To the first-timer, the term “meteor shower” may conjure images of Armageddon. Rest assured, boulders do not hurtle toward Earth, raining fire down upon us this weekend.
The streaking images during the Perseid are indeed meteors, but as tiny as grains of sand. “If you get a boulder,” Ditteon said of meteor sizes, “you’re going to get something that’s visible [even] in daylight.”
Instead, the August event involves much smaller objects. “What you’re seeing is debris left over from a comet named Swift-Tuttle,” Ditteon explained. “It just so happens, the Earth passes through that debris cloud every August.” The debris from the comet’s tail gets more dense as the planet bisects the middle of the cloud, which is why the monthlong Perseid sparkles brightest in mid-August.
Despite their granular size, those space particles enter Earth’s atmosphere at 40,000 to 50,000 miles per second, burning along the way and then vaporizing. This particular meteor shower gets its name because it appeared to radiate from the constellation Perseus, according to the popular astronomy website www.space.com. In Greek mythology, Perseus beheaded Medusa, whose snake-filled hair was so hideous it turned to stone anyone who laid eyes upon it. Eyeing the Perseid meteor shower involves no such danger. A few tips help, though.
This year’s Perseid peak might be a bit less brilliant because the moon will be full and bright. “That [lunar illumination] makes it more difficult to view the fainter objects,” Ditteon said. Nonetheless, meteor-gazers likely will see more activity than on any other nights in 2011. The ideal locations would be miles from pervasive artificial lights, especially around downtown Terre Haute or commercial areas. “Get as far away from Kmart as you can,” Ditteon said, suggesting spots in the countryside.
Once you’ve chosen a location, look toward the northeast (because they tend to come from that direction), but don’t focus on one point, he added. Rather, stare at the sky as you would the entire field from a top-row seat in a major-league baseball park. Rely on your peripheral vision to spot the meteors, which occur randomly in various parts of the sky and often in bunches. Binoculars make it easier to spot fainter meteors but limit a broader field of view.

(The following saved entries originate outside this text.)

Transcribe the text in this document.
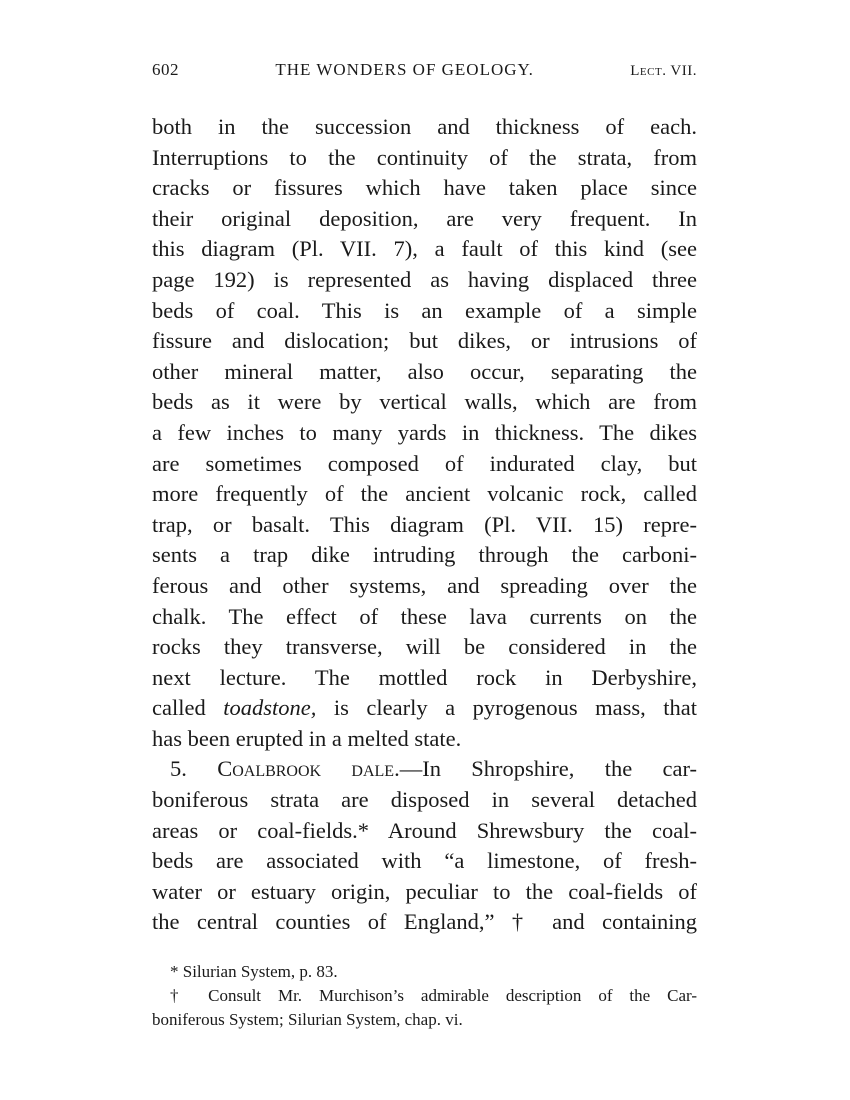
602	THE WONDERS OF GEOLOGY.	Lect. VII.
both in the succession and thickness of each.
Interruptions to the continuity of the strata, from
cracks or fissures which have taken place since
their original deposition, are very frequent. In
this diagram (Pl. VII. 7), a fault of this kind (see
page 192) is represented as having displaced three
beds of coal. This is an example of a simple
fissure and dislocation; but dikes, or intrusions of
other mineral matter, also occur, separating the
beds as it were by vertical walls, which are from
a few inches to many yards in thickness. The dikes
are sometimes composed of indurated clay, but
more frequently of the ancient volcanic rock, called
trap, or basalt. This diagram (Pl. VII. 15) repre-
sents a trap dike intruding through the carboni-
ferous and other systems, and spreading over the
chalk. The effect of these lava currents on the
rocks they transverse, will be considered in the
next lecture. The mottled rock in Derbyshire,
called toadstone, is clearly a pyrogenous mass, that
has been erupted in a melted state.
5. Coalbrook dale.—In Shropshire, the car-
boniferous strata are disposed in several detached
areas or coal-fields.* Around Shrewsbury the coal-
beds are associated with “a limestone, of fresh-
water or estuary origin, peculiar to the coal-fields of
the central counties of England,” † and containing
* Silurian System, p. 83.
† Consult Mr. Murchison’s admirable description of the Car-
boniferous System; Silurian System, chap. vi.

Backyard astronomy is tougher in the 21st century because artificial lights are stronger and more prevalent. “That’s one of the bad things about our modern society,” Ditteon said. “We’ve got a lot of light pollution. The average Joes don’t know how beautiful the night sky can be.”
Ditteon has studied space extensively. A native of Anderson, he worked on NASA’s Viking program, which sent an unmanned probe to Mars in the 1970s. He’s taught at Rose-Hulman for more than a quarter-century, and has guided the observatory since the early 1990s. Inside that facility is a Ritchey-Chretien telescope sporting a lens a half-meter in diameter. When the college’s classes resume Sept. 1, Ditteon will be educating young engineers on the activity in space.
For us average Joes, the August meteor shower gives us our astronomy lesson and catches our eyes. (If we keep them open late enough to see it all.) “People are just curious,” Ditteon said of fascination with astral phenomena, such as Perseid. “They want to know what’s going on.”
My layman’s advice — find a hammock and just open those eyelids.